O’Brien bit into his ham sandwich and washed down the stale taste with coffee. He flipped through to the transcript of Jonathan Russo’s interrogation. He remembered Russo’s demeanor well, the slouch in the chair, the peaks of anger tapered by feigned boredom mixed with arrogance. He remembered the tanned face with a spider’s web thin scar etched on the bridge of his nose. Thick lips. Dark hair pulled back in a ponytail. A diamond stud winking in his right ear. He wore an thousand dollar olive-green Armani suite and kept a five-hundred-dollar-an-hour legal beagle at his side.
“Why would I kill Lexie, huh? She was one of my top-billing talents. Besides, I was over at my friend Sergio Conti’s condo when you said the coroner estimated her time of death. We picked up a jug of chardonnay, a few pounds of stone crabs from the marina, ate them and tossed the shells off the balcony onto the sand below, it was raining friggin’ crabs. Threw the shells and a little crab meat down to the beach for the birds to enjoy in the morning. I’ve learned to recycle those natural things best I can. Crabs are always washin’ up on the beach anyway. Scavengers.”

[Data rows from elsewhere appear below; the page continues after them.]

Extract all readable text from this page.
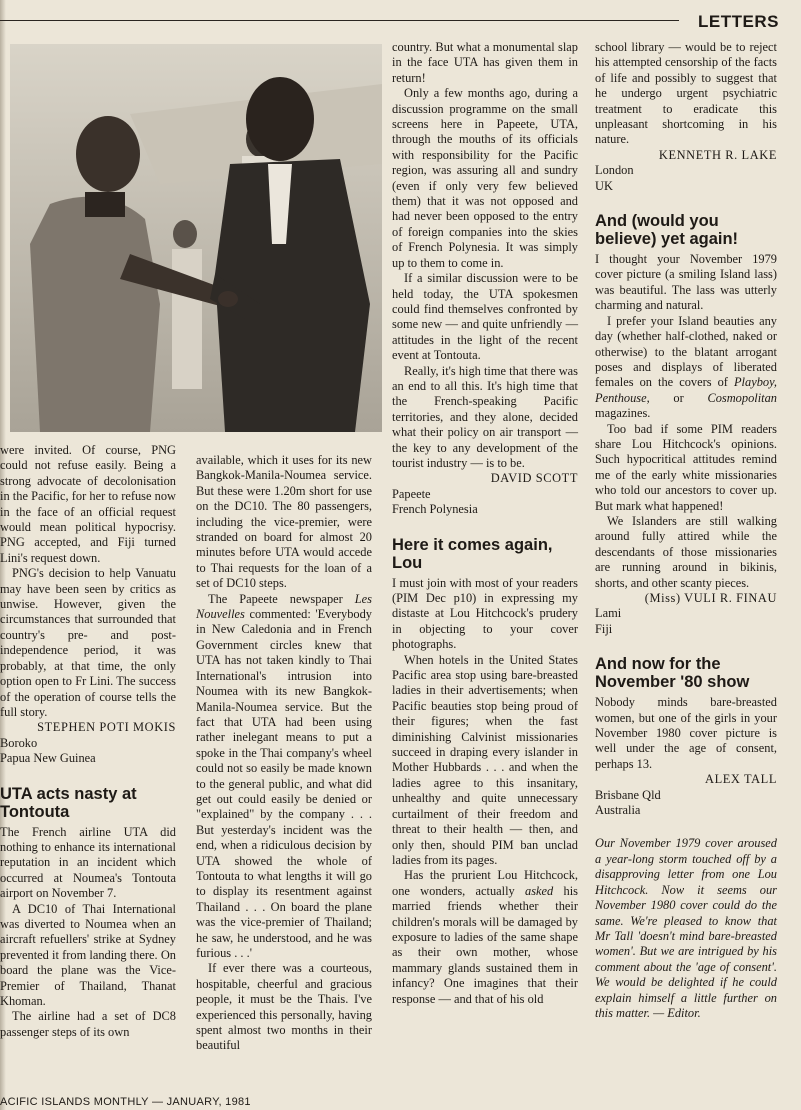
LETTERS

were invited. Of course, PNG could not refuse easily. Being a strong advocate of decolonisation in the Pacific, for her to refuse now in the face of an official request would mean political hypocrisy. PNG accepted, and Fiji turned Lini's request down.

PNG's decision to help Vanuatu may have been seen by critics as unwise. However, given the circumstances that surrounded that country's pre- and post-independence period, it was probably, at that time, the only option open to Fr Lini. The success of the operation of course tells the full story.

STEPHEN POTI MOKIS

Boroko

Papua New Guinea

UTA acts nasty at Tontouta

The French airline UTA did nothing to enhance its international reputation in an incident which occurred at Noumea's Tontouta airport on November 7.

A DC10 of Thai International was diverted to Noumea when an aircraft refuellers' strike at Sydney prevented it from landing there. On board the plane was the Vice-Premier of Thailand, Thanat Khoman.

The airline had a set of DC8 passenger steps of its own

available, which it uses for its new Bangkok-Manila-Noumea service. But these were 1.20m short for use on the DC10. The 80 passengers, including the vice-premier, were stranded on board for almost 20 minutes before UTA would accede to Thai requests for the loan of a set of DC10 steps.

The Papeete newspaper Les Nouvelles commented: 'Everybody in New Caledonia and in French Government circles knew that UTA has not taken kindly to Thai International's intrusion into Noumea with its new Bangkok-Manila-Noumea service. But the fact that UTA had been using rather inelegant means to put a spoke in the Thai company's wheel could not so easily be made known to the general public, and what did get out could easily be denied or "explained" by the company . . . But yesterday's incident was the end, when a ridiculous decision by UTA showed the whole of Tontouta to what lengths it will go to display its resentment against Thailand . . . On board the plane was the vice-premier of Thailand; he saw, he understood, and he was furious . . .'

If ever there was a courteous, hospitable, cheerful and gracious people, it must be the Thais. I've experienced this personally, having spent almost two months in their beautiful

country. But what a monumental slap in the face UTA has given them in return!

Only a few months ago, during a discussion programme on the small screens here in Papeete, UTA, through the mouths of its officials with responsibility for the Pacific region, was assuring all and sundry (even if only very few believed them) that it was not opposed and had never been opposed to the entry of foreign companies into the skies of French Polynesia. It was simply up to them to come in.

If a similar discussion were to be held today, the UTA spokesmen could find themselves confronted by some new — and quite unfriendly — attitudes in the light of the recent event at Tontouta.

Really, it's high time that there was an end to all this. It's high time that the French-speaking Pacific territories, and they alone, decided what their policy on air transport — the key to any development of the tourist industry — is to be.

DAVID SCOTT

Papeete

French Polynesia

Here it comes again, Lou

I must join with most of your readers (PIM Dec p10) in expressing my distaste at Lou Hitchcock's prudery in objecting to your cover photographs.

When hotels in the United States Pacific area stop using bare-breasted ladies in their advertisements; when Pacific beauties stop being proud of their figures; when the fast diminishing Calvinist missionaries succeed in draping every islander in Mother Hubbards . . . and when the ladies agree to this insanitary, unhealthy and quite unnecessary curtailment of their freedom and threat to their health — then, and only then, should PIM ban unclad ladies from its pages.

Has the prurient Lou Hitchcock, one wonders, actually asked his married friends whether their children's morals will be damaged by exposure to ladies of the same shape as their own mother, whose mammary glands sustained them in infancy? One imagines that their response — and that of his old

school library — would be to reject his attempted censorship of the facts of life and possibly to suggest that he undergo urgent psychiatric treatment to eradicate this unpleasant shortcoming in his nature.

KENNETH R. LAKE

London

UK

And (would you believe) yet again!

I thought your November 1979 cover picture (a smiling Island lass) was beautiful. The lass was utterly charming and natural.

I prefer your Island beauties any day (whether half-clothed, naked or otherwise) to the blatant arrogant poses and displays of liberated females on the covers of Playboy, Penthouse, or Cosmopolitan magazines.

Too bad if some PIM readers share Lou Hitchcock's opinions. Such hypocritical attitudes remind me of the early white missionaries who told our ancestors to cover up. But mark what happened!

We Islanders are still walking around fully attired while the descendants of those missionaries are running around in bikinis, shorts, and other scanty pieces.

(Miss) VULI R. FINAU

Lami

Fiji

And now for the November '80 show

Nobody minds bare-breasted women, but one of the girls in your November 1980 cover picture is well under the age of consent, perhaps 13.

ALEX TALL

Brisbane Qld

Australia

Our November 1979 cover aroused a year-long storm touched off by a disapproving letter from one Lou Hitchcock. Now it seems our November 1980 cover could do the same. We're pleased to know that Mr Tall 'doesn't mind bare-breasted women'. But we are intrigued by his comment about the 'age of consent'. We would be delighted if he could explain himself a little further on this matter. — Editor.

ACIFIC ISLANDS MONTHLY — JANUARY, 1981
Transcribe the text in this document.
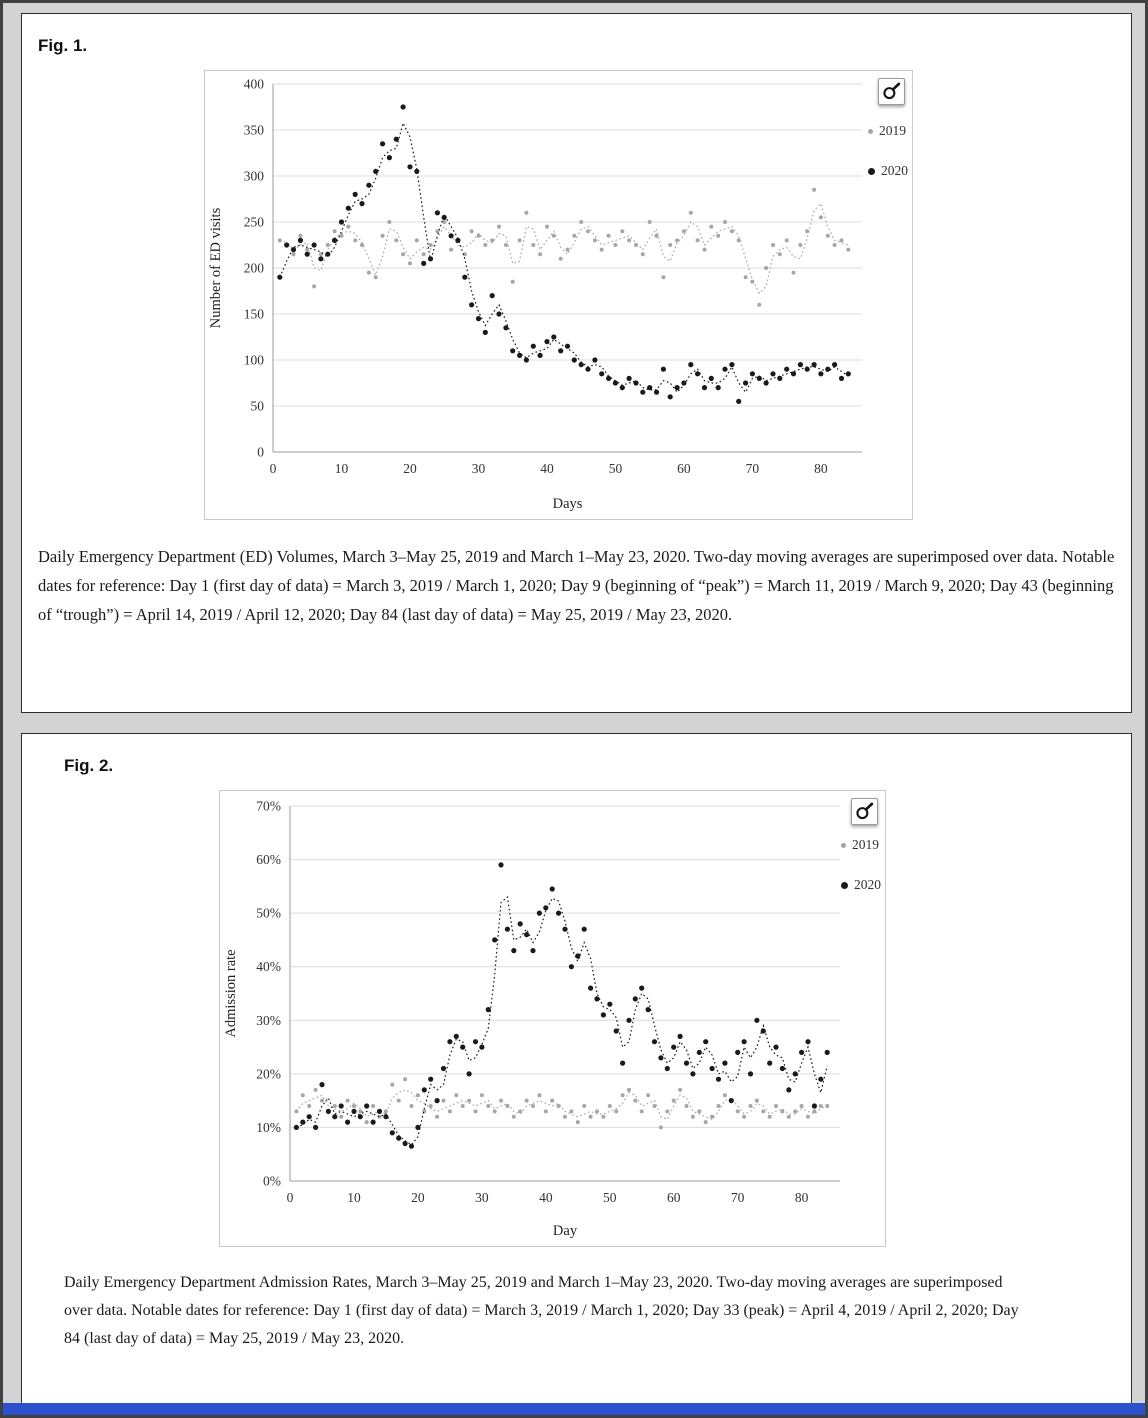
Fig. 1.
0
50
100
150
200
250
300
350
400
0	10	20	30	40	50	60	70	80
Days
Number of ED visits
2019
2020

Daily Emergency Department (ED) Volumes, March 3–May 25, 2019 and March 1–May 23, 2020. Two-day moving averages are superimposed over data. Notable dates for reference: Day 1 (first day of data) = March 3, 2019 / March 1, 2020; Day 9 (beginning of “peak”) = March 11, 2019 / March 9, 2020; Day 43 (beginning of “trough”) = April 14, 2019 / April 12, 2020; Day 84 (last day of data) = May 25, 2019 / May 23, 2020.

Fig. 2.
0%
10%
20%
30%
40%
50%
60%
70%
0	10	20	30	40	50	60	70	80
Day
Admission rate
2019
2020

Daily Emergency Department Admission Rates, March 3–May 25, 2019 and March 1–May 23, 2020. Two-day moving averages are superimposed over data. Notable dates for reference: Day 1 (first day of data) = March 3, 2019 / March 1, 2020; Day 33 (peak) = April 4, 2019 / April 2, 2020; Day 84 (last day of data) = May 25, 2019 / May 23, 2020.
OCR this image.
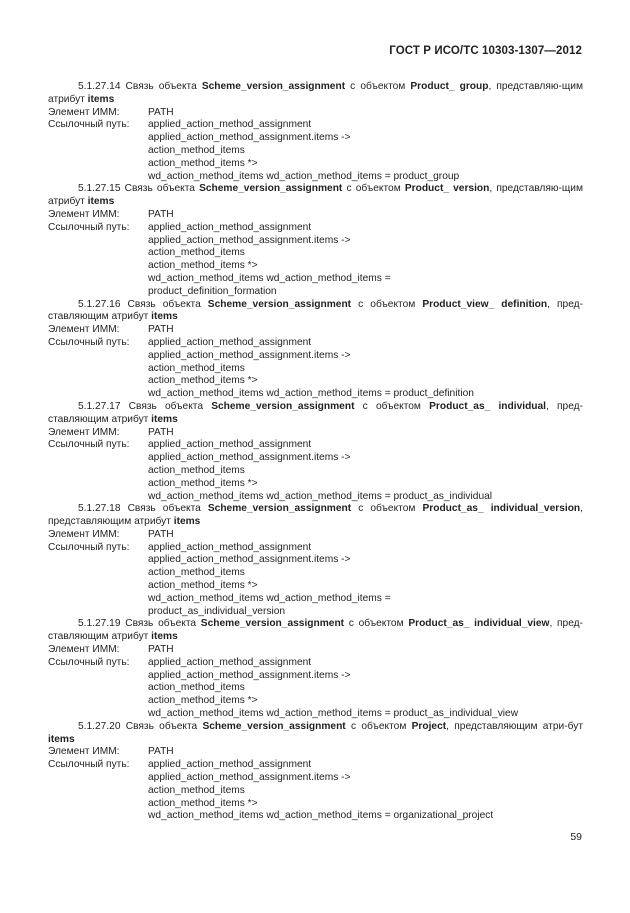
ГОСТ Р ИСО/ТС 10303-1307—2012
5.1.27.14 Связь объекта Scheme_version_assignment с объектом Product_ group, представляю-щим атрибут items
Элемент ИММ:	PATH
Ссылочный путь:	applied_action_method_assignment
applied_action_method_assignment.items ->
action_method_items
action_method_items *>
wd_action_method_items wd_action_method_items = product_group
5.1.27.15 Связь объекта Scheme_version_assignment с объектом Product_ version, представляю-щим атрибут items
Элемент ИММ:	PATH
Ссылочный путь:	applied_action_method_assignment
applied_action_method_assignment.items ->
action_method_items
action_method_items *>
wd_action_method_items wd_action_method_items =
product_definition_formation
5.1.27.16 Связь объекта Scheme_version_assignment с объектом Product_view_ definition, пред-ставляющим атрибут items
Элемент ИММ:	PATH
Ссылочный путь:	applied_action_method_assignment
applied_action_method_assignment.items ->
action_method_items
action_method_items *>
wd_action_method_items wd_action_method_items = product_definition
5.1.27.17 Связь объекта Scheme_version_assignment с объектом Product_as_ individual, пред-ставляющим атрибут items
Элемент ИММ:	PATH
Ссылочный путь:	applied_action_method_assignment
applied_action_method_assignment.items ->
action_method_items
action_method_items *>
wd_action_method_items wd_action_method_items = product_as_individual
5.1.27.18 Связь объекта Scheme_version_assignment с объектом Product_as_ individual_version, представляющим атрибут items
Элемент ИММ:	PATH
Ссылочный путь:	applied_action_method_assignment
applied_action_method_assignment.items ->
action_method_items
action_method_items *>
wd_action_method_items wd_action_method_items =
product_as_individual_version
5.1.27.19 Связь объекта Scheme_version_assignment с объектом Product_as_ individual_view, пред-ставляющим атрибут items
Элемент ИММ:	PATH
Ссылочный путь:	applied_action_method_assignment
applied_action_method_assignment.items ->
action_method_items
action_method_items *>
wd_action_method_items wd_action_method_items = product_as_individual_view
5.1.27.20 Связь объекта Scheme_version_assignment с объектом Project, представляющим атри-бут items
Элемент ИММ:	PATH
Ссылочный путь:	applied_action_method_assignment
applied_action_method_assignment.items ->
action_method_items
action_method_items *>
wd_action_method_items wd_action_method_items = organizational_project
59
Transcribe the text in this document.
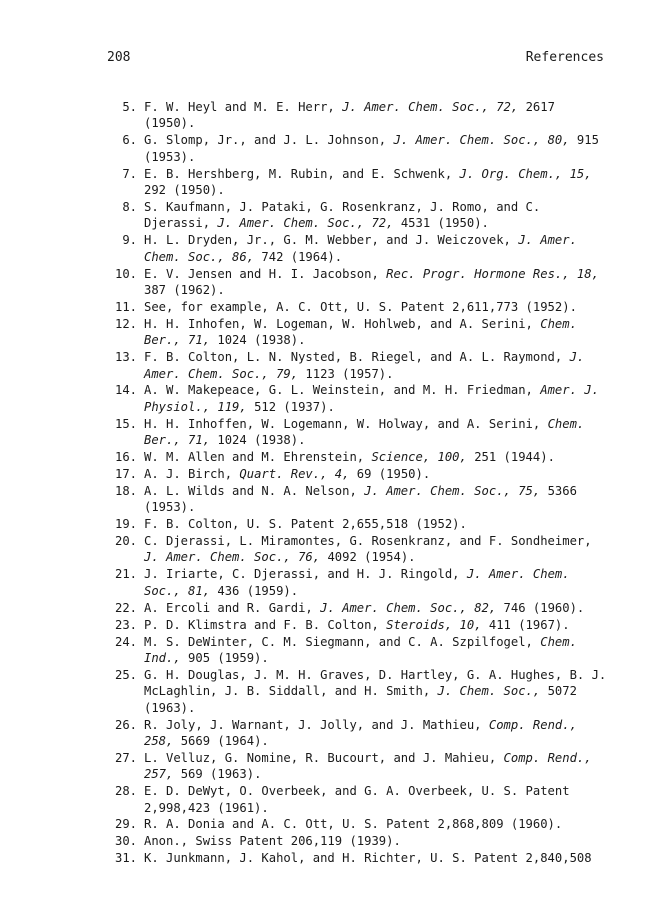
208	References
5. F. W. Heyl and M. E. Herr, J. Amer. Chem. Soc., 72, 2617 (1950).
6. G. Slomp, Jr., and J. L. Johnson, J. Amer. Chem. Soc., 80, 915 (1953).
7. E. B. Hershberg, M. Rubin, and E. Schwenk, J. Org. Chem., 15, 292 (1950).
8. S. Kaufmann, J. Pataki, G. Rosenkranz, J. Romo, and C. Djerassi, J. Amer. Chem. Soc., 72, 4531 (1950).
9. H. L. Dryden, Jr., G. M. Webber, and J. Weiczovek, J. Amer. Chem. Soc., 86, 742 (1964).
10. E. V. Jensen and H. I. Jacobson, Rec. Progr. Hormone Res., 18, 387 (1962).
11. See, for example, A. C. Ott, U. S. Patent 2,611,773 (1952).
12. H. H. Inhofen, W. Logeman, W. Hohlweb, and A. Serini, Chem. Ber., 71, 1024 (1938).
13. F. B. Colton, L. N. Nysted, B. Riegel, and A. L. Raymond, J. Amer. Chem. Soc., 79, 1123 (1957).
14. A. W. Makepeace, G. L. Weinstein, and M. H. Friedman, Amer. J. Physiol., 119, 512 (1937).
15. H. H. Inhoffen, W. Logemann, W. Holway, and A. Serini, Chem. Ber., 71, 1024 (1938).
16. W. M. Allen and M. Ehrenstein, Science, 100, 251 (1944).
17. A. J. Birch, Quart. Rev., 4, 69 (1950).
18. A. L. Wilds and N. A. Nelson, J. Amer. Chem. Soc., 75, 5366 (1953).
19. F. B. Colton, U. S. Patent 2,655,518 (1952).
20. C. Djerassi, L. Miramontes, G. Rosenkranz, and F. Sondheimer, J. Amer. Chem. Soc., 76, 4092 (1954).
21. J. Iriarte, C. Djerassi, and H. J. Ringold, J. Amer. Chem. Soc., 81, 436 (1959).
22. A. Ercoli and R. Gardi, J. Amer. Chem. Soc., 82, 746 (1960).
23. P. D. Klimstra and F. B. Colton, Steroids, 10, 411 (1967).
24. M. S. DeWinter, C. M. Siegmann, and C. A. Szpilfogel, Chem. Ind., 905 (1959).
25. G. H. Douglas, J. M. H. Graves, D. Hartley, G. A. Hughes, B. J. McLaghlin, J. B. Siddall, and H. Smith, J. Chem. Soc., 5072 (1963).
26. R. Joly, J. Warnant, J. Jolly, and J. Mathieu, Comp. Rend., 258, 5669 (1964).
27. L. Velluz, G. Nomine, R. Bucourt, and J. Mahieu, Comp. Rend., 257, 569 (1963).
28. E. D. DeWyt, O. Overbeek, and G. A. Overbeek, U. S. Patent 2,998,423 (1961).
29. R. A. Donia and A. C. Ott, U. S. Patent 2,868,809 (1960).
30. Anon., Swiss Patent 206,119 (1939).
31. K. Junkmann, J. Kahol, and H. Richter, U. S. Patent 2,840,508
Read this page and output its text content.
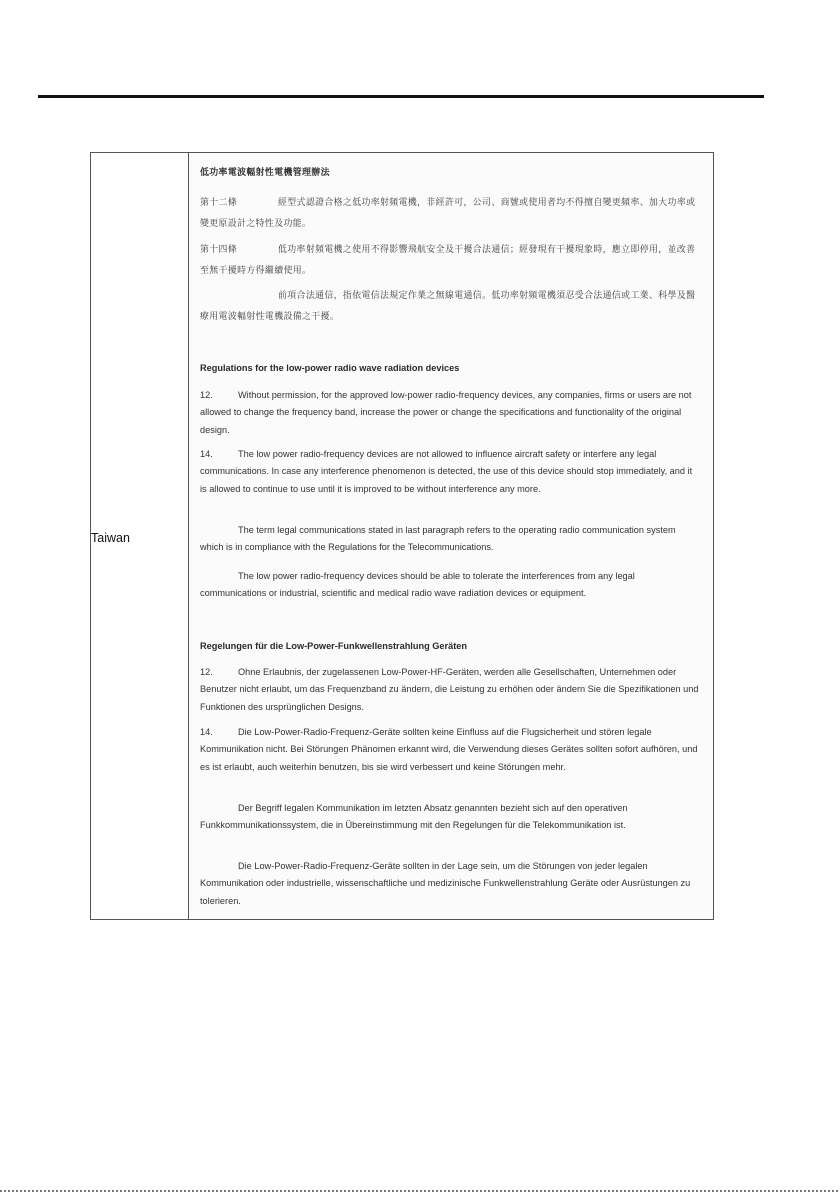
Taiwan
低功率電波輻射性電機管理辦法
第十二條	經型式認證合格之低功率射頻電機，非經許可，公司、商號或使用者均不得擅自變更頻率、加大功率或變更原設計之特性及功能。
第十四條	低功率射頻電機之使用不得影響飛航安全及干擾合法通信；經發現有干擾現象時，應立即停用，並改善至無干擾時方得繼續使用。
前項合法通信，指依電信法規定作業之無線電通信。低功率射頻電機須忍受合法通信或工業、科學及醫療用電波輻射性電機設備之干擾。
Regulations for the low-power radio wave radiation devices
12.	Without permission, for the approved low-power radio-frequency devices, any companies, firms or users are not allowed to change the frequency band, increase the power or change the specifications and functionality of the original design.
14.	The low power radio-frequency devices are not allowed to influence aircraft safety or interfere any legal communications. In case any interference phenomenon is detected, the use of this device should stop immediately, and it is allowed to continue to use until it is improved to be without interference any more.
The term legal communications stated in last paragraph refers to the operating radio communication system which is in compliance with the Regulations for the Telecommunications.
The low power radio-frequency devices should be able to tolerate the interferences from any legal communications or industrial, scientific and medical radio wave radiation devices or equipment.
Regelungen für die Low-Power-Funkwellenstrahlung Geräten
12.	Ohne Erlaubnis, der zugelassenen Low-Power-HF-Geräten, werden alle Gesellschaften, Unternehmen oder Benutzer nicht erlaubt, um das Frequenzband zu ändern, die Leistung zu erhöhen oder ändern Sie die Spezifikationen und Funktionen des ursprünglichen Designs.
14.	Die Low-Power-Radio-Frequenz-Geräte sollten keine Einfluss auf die Flugsicherheit und stören legale Kommunikation nicht. Bei Störungen Phänomen erkannt wird, die Verwendung dieses Gerätes sollten sofort aufhören, und es ist erlaubt, auch weiterhin benutzen, bis sie wird verbessert und keine Störungen mehr.
Der Begriff legalen Kommunikation im letzten Absatz genannten bezieht sich auf den operativen Funkkommunikationssystem, die in Übereinstimmung mit den Regelungen für die Telekommunikation ist.
Die Low-Power-Radio-Frequenz-Geräte sollten in der Lage sein, um die Störungen von jeder legalen Kommunikation oder industrielle, wissenschaftliche und medizinische Funkwellenstrahlung Geräte oder Ausrüstungen zu tolerieren.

O’Brien lifted the case folder and turned to a photograph of Alexandria Cole. He remembered the crime scene photographer using a stepladder to get a higher angle over the bed. The image was of a young woman lying on her back with seven stab wounds in her naked chest. Breasts pierced with deep holes. The killer brought the blade down so hard he split her sternum. Blood had soaked into the sheets and dried like dark shadows below her outstretched arms giving the body an illusion of scarlet angel wings.
O’Brien looked at the photo and said, “I’m sorry, Alexandria. I’m sorry you suffered like this and the man who did it is living his life. Although I’m eleven years late, I’ll do my best to make up for lost time…for you and for Charlie Williams.”
O’Brien closed the folder, picked up his Glock, wedged it under his belt, and walked out the door into the night.